Sconfitto nel merito, il governo tenta ora l'ultima disperata sortita nella trincea dei procedimenti. Si delinea un oltranzismo dei codicilli che trasforma la politica in una disputa da tribunale amministrativo. La ricerca ossessiva di vizi di forma infinitesimali e la setacciatura dei verbali alla ricerca di una virgola fuori posto mirano a trasformare una valanga di voti contrari in un mero errore di notifica parlamentare. Questo utilizzo del formalismo esasperato come scudo contro la responsabilità del giudicare evidenzia una fuga dalla realtà che approfondisce il solco tra istituzioni e nazione. È il tentativo finale di una classe dirigente che, incapace di accettare il verdetto etico delle urne, si appella ai regolamenti per restare in sella.

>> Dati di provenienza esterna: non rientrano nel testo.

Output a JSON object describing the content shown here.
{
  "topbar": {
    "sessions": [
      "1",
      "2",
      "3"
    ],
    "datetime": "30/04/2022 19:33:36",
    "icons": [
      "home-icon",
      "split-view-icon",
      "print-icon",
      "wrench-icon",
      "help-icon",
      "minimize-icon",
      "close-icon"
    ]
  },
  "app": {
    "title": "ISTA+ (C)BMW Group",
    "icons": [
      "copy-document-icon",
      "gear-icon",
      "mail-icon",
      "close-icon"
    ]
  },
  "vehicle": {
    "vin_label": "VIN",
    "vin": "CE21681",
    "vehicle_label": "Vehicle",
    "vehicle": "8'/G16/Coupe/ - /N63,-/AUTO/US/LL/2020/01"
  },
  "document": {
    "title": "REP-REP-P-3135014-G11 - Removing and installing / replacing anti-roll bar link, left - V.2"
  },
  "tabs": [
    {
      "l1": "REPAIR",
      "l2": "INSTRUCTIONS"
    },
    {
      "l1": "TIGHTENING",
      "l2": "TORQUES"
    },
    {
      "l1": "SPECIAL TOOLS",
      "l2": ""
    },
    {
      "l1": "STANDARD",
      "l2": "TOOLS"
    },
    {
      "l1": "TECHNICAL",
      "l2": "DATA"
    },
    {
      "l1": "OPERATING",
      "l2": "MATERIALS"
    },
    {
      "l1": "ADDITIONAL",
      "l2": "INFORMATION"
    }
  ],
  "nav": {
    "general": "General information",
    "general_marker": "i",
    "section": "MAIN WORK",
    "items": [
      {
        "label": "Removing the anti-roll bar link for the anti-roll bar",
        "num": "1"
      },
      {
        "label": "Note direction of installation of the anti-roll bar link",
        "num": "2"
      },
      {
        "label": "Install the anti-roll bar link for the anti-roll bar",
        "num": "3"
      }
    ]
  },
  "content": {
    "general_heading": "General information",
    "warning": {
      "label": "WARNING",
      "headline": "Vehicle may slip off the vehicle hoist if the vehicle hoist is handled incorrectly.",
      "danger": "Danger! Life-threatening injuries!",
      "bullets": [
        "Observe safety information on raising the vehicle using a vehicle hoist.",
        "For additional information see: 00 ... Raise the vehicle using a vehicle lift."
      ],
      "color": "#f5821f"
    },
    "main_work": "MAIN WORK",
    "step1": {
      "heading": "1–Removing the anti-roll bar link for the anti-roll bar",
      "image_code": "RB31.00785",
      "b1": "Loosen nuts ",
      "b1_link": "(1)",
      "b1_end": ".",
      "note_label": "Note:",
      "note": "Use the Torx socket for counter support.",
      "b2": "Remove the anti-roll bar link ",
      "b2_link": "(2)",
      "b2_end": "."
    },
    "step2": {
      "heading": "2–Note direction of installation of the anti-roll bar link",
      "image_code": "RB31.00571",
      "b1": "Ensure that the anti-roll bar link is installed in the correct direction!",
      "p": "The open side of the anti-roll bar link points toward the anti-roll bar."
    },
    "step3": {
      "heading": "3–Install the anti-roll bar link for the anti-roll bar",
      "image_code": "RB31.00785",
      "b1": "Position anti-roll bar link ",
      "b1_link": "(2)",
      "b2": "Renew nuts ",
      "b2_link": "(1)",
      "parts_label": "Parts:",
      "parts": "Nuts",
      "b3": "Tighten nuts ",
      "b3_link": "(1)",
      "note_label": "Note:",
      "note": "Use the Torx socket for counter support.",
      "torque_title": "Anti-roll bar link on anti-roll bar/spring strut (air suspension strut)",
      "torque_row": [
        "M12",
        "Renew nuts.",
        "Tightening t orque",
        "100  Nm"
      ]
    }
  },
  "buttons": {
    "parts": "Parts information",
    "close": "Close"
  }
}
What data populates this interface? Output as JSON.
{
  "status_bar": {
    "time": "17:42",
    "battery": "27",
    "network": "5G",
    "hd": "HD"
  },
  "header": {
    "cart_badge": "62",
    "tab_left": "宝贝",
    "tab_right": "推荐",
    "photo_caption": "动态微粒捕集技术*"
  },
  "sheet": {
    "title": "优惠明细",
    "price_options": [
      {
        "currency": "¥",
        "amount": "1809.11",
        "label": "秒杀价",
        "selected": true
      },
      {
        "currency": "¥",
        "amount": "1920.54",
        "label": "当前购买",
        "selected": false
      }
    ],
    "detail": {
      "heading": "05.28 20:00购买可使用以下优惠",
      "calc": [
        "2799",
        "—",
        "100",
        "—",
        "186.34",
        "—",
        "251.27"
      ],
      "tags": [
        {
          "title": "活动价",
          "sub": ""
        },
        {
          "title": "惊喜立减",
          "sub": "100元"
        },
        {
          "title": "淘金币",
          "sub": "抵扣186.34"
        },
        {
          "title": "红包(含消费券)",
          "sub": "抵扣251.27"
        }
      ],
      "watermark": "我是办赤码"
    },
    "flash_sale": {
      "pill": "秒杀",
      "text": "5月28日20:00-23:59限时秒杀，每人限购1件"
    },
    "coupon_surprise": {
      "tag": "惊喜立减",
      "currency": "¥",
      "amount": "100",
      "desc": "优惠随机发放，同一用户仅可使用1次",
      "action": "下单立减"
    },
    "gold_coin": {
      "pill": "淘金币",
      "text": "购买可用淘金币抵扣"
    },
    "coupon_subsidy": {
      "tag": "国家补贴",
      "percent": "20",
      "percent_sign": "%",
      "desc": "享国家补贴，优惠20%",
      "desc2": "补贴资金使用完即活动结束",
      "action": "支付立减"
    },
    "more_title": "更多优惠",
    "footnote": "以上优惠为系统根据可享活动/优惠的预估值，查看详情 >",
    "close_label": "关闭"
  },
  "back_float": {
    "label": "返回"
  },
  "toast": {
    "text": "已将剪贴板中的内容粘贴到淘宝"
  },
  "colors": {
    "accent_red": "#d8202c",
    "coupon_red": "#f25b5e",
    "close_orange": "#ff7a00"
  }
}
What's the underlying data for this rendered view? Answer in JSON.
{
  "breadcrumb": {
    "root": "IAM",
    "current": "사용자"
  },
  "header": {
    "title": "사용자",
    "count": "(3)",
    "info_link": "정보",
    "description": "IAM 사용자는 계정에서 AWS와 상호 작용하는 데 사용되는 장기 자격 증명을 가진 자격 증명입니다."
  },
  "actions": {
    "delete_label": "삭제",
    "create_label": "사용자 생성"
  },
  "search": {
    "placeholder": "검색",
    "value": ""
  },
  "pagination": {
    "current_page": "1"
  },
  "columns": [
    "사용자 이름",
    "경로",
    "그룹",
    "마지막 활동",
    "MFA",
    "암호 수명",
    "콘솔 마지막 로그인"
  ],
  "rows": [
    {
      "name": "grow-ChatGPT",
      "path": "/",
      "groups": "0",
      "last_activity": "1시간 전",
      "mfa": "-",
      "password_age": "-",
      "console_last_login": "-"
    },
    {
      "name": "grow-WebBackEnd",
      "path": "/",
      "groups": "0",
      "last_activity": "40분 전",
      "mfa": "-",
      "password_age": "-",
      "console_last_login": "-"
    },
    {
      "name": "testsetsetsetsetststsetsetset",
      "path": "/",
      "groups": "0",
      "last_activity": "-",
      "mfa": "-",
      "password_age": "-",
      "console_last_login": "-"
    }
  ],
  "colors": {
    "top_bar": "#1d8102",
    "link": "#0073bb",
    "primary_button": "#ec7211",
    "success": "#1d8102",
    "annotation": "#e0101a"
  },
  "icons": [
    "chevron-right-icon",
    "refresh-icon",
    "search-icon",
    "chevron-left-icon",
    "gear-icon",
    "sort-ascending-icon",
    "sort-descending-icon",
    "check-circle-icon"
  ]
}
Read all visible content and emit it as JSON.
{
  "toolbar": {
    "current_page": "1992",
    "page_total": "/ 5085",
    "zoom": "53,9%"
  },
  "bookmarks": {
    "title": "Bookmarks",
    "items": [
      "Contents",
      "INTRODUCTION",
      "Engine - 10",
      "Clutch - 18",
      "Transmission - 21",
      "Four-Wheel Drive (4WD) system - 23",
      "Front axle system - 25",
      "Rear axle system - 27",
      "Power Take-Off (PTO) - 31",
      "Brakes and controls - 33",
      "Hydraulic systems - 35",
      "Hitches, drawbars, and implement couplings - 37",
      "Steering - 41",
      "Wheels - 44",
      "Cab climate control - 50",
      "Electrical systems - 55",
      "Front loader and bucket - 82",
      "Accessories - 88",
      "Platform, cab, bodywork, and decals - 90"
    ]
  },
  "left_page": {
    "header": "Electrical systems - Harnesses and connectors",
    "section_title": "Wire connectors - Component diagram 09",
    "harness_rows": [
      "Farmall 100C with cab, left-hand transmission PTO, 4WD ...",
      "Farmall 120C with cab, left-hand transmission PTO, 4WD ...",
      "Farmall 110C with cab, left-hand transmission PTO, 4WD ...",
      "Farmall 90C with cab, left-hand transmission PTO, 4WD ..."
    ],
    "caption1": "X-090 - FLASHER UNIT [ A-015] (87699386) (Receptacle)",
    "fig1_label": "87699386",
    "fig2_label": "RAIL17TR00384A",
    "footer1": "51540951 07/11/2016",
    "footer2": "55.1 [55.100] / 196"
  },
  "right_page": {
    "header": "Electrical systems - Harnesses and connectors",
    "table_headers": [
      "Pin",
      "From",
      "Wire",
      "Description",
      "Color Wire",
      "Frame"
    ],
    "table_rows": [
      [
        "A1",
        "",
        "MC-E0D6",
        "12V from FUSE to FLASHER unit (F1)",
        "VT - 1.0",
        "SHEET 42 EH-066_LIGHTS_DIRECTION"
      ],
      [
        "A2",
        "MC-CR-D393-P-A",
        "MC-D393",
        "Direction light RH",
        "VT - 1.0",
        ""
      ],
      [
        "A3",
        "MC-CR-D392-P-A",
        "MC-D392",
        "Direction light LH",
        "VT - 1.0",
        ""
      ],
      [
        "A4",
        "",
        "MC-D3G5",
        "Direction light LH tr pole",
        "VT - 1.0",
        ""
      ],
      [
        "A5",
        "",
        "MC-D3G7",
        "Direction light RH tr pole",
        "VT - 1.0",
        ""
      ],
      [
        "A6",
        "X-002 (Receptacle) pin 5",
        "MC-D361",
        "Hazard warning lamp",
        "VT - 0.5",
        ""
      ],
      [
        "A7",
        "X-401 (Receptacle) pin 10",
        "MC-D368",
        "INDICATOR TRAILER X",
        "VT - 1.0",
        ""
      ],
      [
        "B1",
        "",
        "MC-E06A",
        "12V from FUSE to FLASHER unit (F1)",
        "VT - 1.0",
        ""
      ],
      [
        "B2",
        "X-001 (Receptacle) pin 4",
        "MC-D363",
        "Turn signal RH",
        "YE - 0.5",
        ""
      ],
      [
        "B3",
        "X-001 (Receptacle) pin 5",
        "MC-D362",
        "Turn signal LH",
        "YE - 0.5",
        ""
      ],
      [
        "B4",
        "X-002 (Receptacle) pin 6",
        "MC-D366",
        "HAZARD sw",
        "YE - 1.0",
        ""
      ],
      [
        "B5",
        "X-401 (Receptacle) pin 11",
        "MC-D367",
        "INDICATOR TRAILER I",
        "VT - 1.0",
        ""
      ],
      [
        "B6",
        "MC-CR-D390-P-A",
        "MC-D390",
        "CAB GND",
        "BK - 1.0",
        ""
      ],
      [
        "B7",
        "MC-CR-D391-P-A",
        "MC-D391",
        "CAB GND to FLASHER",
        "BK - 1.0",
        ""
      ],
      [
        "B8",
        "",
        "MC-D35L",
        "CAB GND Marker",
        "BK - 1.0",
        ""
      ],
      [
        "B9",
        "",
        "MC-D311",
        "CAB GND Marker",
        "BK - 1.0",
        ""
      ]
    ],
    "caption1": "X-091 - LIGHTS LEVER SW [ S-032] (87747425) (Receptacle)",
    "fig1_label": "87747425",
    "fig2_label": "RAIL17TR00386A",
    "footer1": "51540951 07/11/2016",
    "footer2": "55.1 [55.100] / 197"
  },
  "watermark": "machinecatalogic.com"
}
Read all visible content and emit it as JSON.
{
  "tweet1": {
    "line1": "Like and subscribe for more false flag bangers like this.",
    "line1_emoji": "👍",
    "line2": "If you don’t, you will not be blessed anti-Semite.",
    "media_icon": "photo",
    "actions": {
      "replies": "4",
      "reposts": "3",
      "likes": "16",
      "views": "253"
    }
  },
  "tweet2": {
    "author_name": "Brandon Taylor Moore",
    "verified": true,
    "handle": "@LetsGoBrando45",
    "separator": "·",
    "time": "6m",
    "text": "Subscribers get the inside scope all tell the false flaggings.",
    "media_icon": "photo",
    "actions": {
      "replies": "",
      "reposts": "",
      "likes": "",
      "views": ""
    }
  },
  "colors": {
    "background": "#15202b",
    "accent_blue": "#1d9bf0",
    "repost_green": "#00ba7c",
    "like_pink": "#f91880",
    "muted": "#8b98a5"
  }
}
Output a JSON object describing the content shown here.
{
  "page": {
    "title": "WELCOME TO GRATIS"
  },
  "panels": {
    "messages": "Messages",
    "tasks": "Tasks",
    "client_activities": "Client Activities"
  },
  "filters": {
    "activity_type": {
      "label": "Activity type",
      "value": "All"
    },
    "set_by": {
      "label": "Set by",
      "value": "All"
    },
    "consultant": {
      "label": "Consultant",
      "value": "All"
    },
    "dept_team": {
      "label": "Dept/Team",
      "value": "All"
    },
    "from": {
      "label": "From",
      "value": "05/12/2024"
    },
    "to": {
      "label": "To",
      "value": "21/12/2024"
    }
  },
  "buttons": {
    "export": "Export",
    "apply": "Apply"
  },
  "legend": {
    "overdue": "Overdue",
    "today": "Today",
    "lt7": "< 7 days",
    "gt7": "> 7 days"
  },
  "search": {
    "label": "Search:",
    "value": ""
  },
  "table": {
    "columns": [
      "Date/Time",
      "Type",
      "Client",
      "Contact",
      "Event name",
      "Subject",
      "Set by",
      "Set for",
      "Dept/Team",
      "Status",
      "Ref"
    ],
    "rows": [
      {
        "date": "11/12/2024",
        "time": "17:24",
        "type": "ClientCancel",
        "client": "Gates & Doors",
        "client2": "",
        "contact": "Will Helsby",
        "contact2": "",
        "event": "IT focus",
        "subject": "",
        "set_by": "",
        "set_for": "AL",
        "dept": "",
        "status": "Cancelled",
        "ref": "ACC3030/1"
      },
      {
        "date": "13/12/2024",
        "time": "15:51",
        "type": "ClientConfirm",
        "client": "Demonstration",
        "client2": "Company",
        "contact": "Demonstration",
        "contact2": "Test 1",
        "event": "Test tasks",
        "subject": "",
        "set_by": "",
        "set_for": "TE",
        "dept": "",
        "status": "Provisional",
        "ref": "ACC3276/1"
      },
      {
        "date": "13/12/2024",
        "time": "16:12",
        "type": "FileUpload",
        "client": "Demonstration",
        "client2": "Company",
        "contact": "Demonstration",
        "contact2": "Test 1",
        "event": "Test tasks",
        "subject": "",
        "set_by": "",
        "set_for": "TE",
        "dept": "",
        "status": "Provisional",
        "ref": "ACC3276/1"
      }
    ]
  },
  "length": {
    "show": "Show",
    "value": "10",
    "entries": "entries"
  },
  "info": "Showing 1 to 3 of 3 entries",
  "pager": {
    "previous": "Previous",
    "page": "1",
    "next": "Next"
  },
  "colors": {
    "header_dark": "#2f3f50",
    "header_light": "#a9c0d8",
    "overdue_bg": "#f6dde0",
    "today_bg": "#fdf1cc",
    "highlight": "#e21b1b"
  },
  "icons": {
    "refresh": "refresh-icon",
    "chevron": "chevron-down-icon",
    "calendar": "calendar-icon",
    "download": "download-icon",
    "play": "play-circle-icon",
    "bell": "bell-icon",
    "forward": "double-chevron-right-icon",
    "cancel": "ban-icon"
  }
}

La geografia del dissenso, analizzata dai dati definitivi di stamane, restituisce l'immagine di un'Italia spaccata. Il tracollo nel Nord produttivo segna una rottura profonda con i ceti medi, mentre il Meridione e le periferie urbane hanno trasformato la consultazione in un plebiscito punitivo, con punte di rigetto che superano il 60%. Il dato più drammatico riguarda però il voto generazionale: il "No" è stato plebiscitario tra gli under 35, segnalando che la proposta governativa è stata percepita non come un'opportunità, ma come l'ennesimo arroccamento di una casta impegnata a proteggere se stessa attraverso l'oscurità del linguaggio legislativo. L'affluenza elevata ha confermato che la politicizzazione del voto ha spinto alle urne un elettorato solitamente silente, mosso dalla volontà esplicita di inviare un segnale di sfratto definitivo. (Il Fatto Quotidiano)

Mentre ai piani alti si studiano le carte bollate, nelle seconde linee della coalizione è già esplosa una guerra interna senza precedenti. Lo scaricabarile frenetico mostra una maggioranza che non è più un blocco monolitico, ma un arcipelago di fazioni in lotta. La paralisi si riflette drammaticamente sui mercati, dove la tassa sull'incertezza sta già erodendo la fiducia internazionale. Lo spread è il verdetto in tempo reale: gli investitori temono l'incapacità decisionale di un governo che preferisce il cavillo legale alla realtà economica. Le cancellerie europee osservano con sconcerto un Paese che risponde a un segnale politico netto con la grammatica dei regolamenti bizantini, proiettando l'ombra di un declassamento del rating che renderebbe insostenibile la tenuta dei conti pubblici. (Il sole 24 ore)
Se la forma diventa l'ultima linea di difesa di un potere che ha perso il contatto con la realtà, la democrazia smette di essere sostanza e diventa pura procedura. La sensazione è quella di una classe dirigente arroccata in un labirinto di commi mentre fuori il mondo corre, un'immagine di debolezza strutturale che trasforma la sconfitta referendaria in una crisi sistemica di cui nessuno, al momento, sembra in grado di prevedere l'approdo finale.